It might seem a small matter, but the recent recommendation, reported in this paper last week, that patients should be permitted to eat and drink up to two hours before an operation must rank among the most significant and welcome advances in surgical practice of the past 100 years.
To clarify. The rationale for the customary edict of “nil by mouth for 12 hours before an operation” – to minimise the hazards of anaesthesia-induced vomiting and aspiration – seems eminently plausible. The situation has been even worse for those undergoing bowel surgery, as the “nil by mouth” edict is extended until normal functions are resumed – which can take up to a week.
Intuitively, it seems a bad idea that the trauma of an operation should be compounded by a state of semi-starvation, but it never occurred to anyone to challenge it. around 15 years ago, an American surgeon, Dr Michael Pearl, demonstrated that not only could patients undergoing bowel surgery tolerate modest amounts of food and drink almost immediately after the operation, but that it accelerated their recovery.
This prompted a re-examination of the 12-hour pre-op rule, with a similar outcome. The results have been dramatic, with a sharp fall in infection rates and wound complications. Patients are better nourished and go home sooner – with no rise in readmission rates. A most welcome advance indeed.
The plight of the gentleman with soreness of the legs “like sunburn” has elicited similar experiences. “I cannot be comfortable with anything touching the area or when leaning back on a chair,” writes one lady, whose sunburn sensation extends over her upper back. her symptoms suggest allodynia, an acute sensitivity of the skin to light touch that was mentioned in this column last week.
While the reader has found that massaging the affected area with Johnson’s Baby Lotion brings short-term relief, she says applying a layer of clingfilm or local anaesthetic spray over the “sunburnt” area will almost certainly increase the respite.
This week’s conundrum is courtesy of mrs H A from Lancashire, currently enduring an episode of excruciating pain beneath the shoulderblade that has occurred at five-yearly intervals over 20 years. It begins slowly, building to a crescendo with bursts every few seconds. “I can’t begin to convey how painful it is,” she writes.

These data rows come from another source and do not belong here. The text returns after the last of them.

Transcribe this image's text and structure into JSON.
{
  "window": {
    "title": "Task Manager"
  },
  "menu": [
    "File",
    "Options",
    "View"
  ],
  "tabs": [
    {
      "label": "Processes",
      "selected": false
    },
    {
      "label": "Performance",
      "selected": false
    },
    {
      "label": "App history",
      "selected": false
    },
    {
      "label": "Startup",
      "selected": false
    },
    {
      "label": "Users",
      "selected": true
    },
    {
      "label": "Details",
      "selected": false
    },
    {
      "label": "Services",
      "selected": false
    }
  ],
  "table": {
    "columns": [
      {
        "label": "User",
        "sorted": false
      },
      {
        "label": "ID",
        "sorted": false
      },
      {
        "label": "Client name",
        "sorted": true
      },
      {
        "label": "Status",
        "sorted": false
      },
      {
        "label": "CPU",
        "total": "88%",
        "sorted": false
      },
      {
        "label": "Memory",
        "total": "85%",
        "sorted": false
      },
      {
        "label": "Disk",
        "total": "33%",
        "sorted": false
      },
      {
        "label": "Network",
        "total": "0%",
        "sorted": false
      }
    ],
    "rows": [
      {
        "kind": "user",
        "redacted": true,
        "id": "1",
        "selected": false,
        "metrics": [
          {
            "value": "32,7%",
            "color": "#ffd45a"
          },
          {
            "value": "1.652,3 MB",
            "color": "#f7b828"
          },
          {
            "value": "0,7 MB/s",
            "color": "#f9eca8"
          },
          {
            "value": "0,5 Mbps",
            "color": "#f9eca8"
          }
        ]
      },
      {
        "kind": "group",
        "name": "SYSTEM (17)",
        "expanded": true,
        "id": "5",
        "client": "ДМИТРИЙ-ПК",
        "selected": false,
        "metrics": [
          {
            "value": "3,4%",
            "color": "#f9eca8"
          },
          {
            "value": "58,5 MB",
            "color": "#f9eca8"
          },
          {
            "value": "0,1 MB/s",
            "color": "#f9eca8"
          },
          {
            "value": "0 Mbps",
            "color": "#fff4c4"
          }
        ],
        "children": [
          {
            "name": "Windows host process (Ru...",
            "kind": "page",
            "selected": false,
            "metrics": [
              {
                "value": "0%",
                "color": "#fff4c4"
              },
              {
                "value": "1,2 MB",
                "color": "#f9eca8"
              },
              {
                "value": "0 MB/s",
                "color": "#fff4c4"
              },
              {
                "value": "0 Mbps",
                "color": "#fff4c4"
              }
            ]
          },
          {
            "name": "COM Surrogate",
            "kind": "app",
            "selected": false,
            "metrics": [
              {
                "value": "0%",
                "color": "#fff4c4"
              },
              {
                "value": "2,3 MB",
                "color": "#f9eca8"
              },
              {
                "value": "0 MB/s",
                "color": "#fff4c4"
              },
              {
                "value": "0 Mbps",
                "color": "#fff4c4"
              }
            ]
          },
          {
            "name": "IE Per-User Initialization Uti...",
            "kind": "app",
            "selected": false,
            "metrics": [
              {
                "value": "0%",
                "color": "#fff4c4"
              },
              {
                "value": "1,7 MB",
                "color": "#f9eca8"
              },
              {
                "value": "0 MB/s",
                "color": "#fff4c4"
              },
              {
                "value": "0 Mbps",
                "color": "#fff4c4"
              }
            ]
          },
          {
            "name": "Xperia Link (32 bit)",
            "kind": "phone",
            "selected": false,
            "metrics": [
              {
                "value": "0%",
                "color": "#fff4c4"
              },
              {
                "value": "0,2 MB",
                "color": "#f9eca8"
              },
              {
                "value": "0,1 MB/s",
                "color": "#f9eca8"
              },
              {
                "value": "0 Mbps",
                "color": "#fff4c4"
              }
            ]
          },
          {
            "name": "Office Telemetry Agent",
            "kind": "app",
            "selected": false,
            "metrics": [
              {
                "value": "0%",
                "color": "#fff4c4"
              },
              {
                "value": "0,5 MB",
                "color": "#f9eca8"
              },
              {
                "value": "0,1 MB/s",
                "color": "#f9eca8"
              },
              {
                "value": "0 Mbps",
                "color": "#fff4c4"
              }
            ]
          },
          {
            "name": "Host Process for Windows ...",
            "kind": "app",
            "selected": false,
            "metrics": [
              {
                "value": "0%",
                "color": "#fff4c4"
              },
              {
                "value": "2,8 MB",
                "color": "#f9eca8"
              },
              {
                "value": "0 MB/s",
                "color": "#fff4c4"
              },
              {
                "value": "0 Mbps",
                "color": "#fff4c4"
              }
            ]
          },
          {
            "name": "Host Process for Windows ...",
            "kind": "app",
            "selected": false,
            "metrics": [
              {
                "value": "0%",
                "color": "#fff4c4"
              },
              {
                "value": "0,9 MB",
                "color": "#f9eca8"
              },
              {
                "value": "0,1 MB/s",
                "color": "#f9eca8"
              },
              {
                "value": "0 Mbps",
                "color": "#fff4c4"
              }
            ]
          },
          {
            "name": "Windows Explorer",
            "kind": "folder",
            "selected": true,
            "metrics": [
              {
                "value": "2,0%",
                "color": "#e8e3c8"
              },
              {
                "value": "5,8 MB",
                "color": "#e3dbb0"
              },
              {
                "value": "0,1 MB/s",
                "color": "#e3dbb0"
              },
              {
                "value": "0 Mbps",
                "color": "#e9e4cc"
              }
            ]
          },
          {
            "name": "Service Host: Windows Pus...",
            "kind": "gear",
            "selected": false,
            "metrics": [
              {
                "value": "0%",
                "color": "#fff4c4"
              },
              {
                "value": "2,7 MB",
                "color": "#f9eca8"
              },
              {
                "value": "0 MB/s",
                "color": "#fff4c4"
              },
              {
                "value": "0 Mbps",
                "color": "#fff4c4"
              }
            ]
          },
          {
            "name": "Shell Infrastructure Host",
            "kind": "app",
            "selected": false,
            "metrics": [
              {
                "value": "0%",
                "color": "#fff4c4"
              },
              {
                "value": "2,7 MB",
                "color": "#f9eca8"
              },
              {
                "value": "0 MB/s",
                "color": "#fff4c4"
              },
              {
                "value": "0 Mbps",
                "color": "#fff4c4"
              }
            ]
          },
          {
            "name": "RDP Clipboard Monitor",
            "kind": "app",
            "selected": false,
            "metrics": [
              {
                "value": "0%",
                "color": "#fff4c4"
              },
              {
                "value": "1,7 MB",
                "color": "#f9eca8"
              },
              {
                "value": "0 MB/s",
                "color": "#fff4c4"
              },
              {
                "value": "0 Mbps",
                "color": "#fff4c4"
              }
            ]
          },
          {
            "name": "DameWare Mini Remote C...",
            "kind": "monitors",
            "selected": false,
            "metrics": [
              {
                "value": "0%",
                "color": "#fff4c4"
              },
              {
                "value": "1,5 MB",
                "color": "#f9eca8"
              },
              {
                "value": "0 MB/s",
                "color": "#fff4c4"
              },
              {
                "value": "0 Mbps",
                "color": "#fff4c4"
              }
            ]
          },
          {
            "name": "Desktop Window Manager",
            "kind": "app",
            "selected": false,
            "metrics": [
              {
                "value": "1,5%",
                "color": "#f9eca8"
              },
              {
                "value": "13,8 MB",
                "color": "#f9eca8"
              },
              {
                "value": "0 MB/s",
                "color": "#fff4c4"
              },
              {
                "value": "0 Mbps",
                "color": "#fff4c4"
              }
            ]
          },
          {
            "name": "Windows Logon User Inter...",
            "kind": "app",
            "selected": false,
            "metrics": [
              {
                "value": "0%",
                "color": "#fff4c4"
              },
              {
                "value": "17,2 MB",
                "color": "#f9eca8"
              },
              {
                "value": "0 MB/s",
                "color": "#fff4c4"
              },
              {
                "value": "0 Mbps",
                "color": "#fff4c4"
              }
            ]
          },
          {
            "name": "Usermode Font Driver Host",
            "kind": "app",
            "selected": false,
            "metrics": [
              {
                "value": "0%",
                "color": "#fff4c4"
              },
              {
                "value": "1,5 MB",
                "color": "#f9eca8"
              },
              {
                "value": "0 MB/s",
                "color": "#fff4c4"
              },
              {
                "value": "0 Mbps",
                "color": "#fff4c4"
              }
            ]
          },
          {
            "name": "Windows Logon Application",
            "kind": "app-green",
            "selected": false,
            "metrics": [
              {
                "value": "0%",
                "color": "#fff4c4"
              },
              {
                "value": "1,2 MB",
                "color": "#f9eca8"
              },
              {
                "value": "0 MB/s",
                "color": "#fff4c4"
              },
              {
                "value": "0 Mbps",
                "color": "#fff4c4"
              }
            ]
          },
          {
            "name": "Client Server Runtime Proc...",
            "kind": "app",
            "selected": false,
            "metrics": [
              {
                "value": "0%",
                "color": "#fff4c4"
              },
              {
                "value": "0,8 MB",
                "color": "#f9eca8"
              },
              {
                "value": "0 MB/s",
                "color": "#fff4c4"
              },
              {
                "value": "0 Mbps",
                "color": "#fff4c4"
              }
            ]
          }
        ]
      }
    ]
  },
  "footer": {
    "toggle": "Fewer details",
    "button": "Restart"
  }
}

During an attack she can neither sit or lie down, “sleep is out of the question, and it is difficult to do anything other than pace the floor”. this persists for around five days before disappearing – until the next time. Has anyone experienced anything similar, she wonders.
Finally, my thanks to David Thacker from Northampton for passing on his favourable experience with the unusual-sounding Kuznetsov’s Applicator, so named after its Russian inventor, Ivan Kuznetsov. this consists of a length of cloth into which are sewn hundreds of plastic discs from which protrude half a dozen upward-facing spikes.
Since a rugby injury several years ago, Mr Thacker had been troubled by neck problems that are particularly tiresome at night. When a Latvian friend recommended the applicator, he thought it “a daft piece of Eastern European quackery”. but when he discovered he could order it on the internet for around £10, he decided to give it a go.
The device uses a principle at work in a bed of nails, the circus contraption also favoured by devotees of the Vedic tradition of early Hinduism and Chinese acupuncture: the downward pressure of the body on the sharp spikes stimulates meridian pressure points, encouraging the production of endorphins, the body’s natural painkillers.
After a half-hour session it feels a bit sore initially, with a general sensation of warmth. but a fortnight later, Mr Thacker reports, “I have re-established a healthy sleeping pattern and now wake up pain-free.” Fascinating.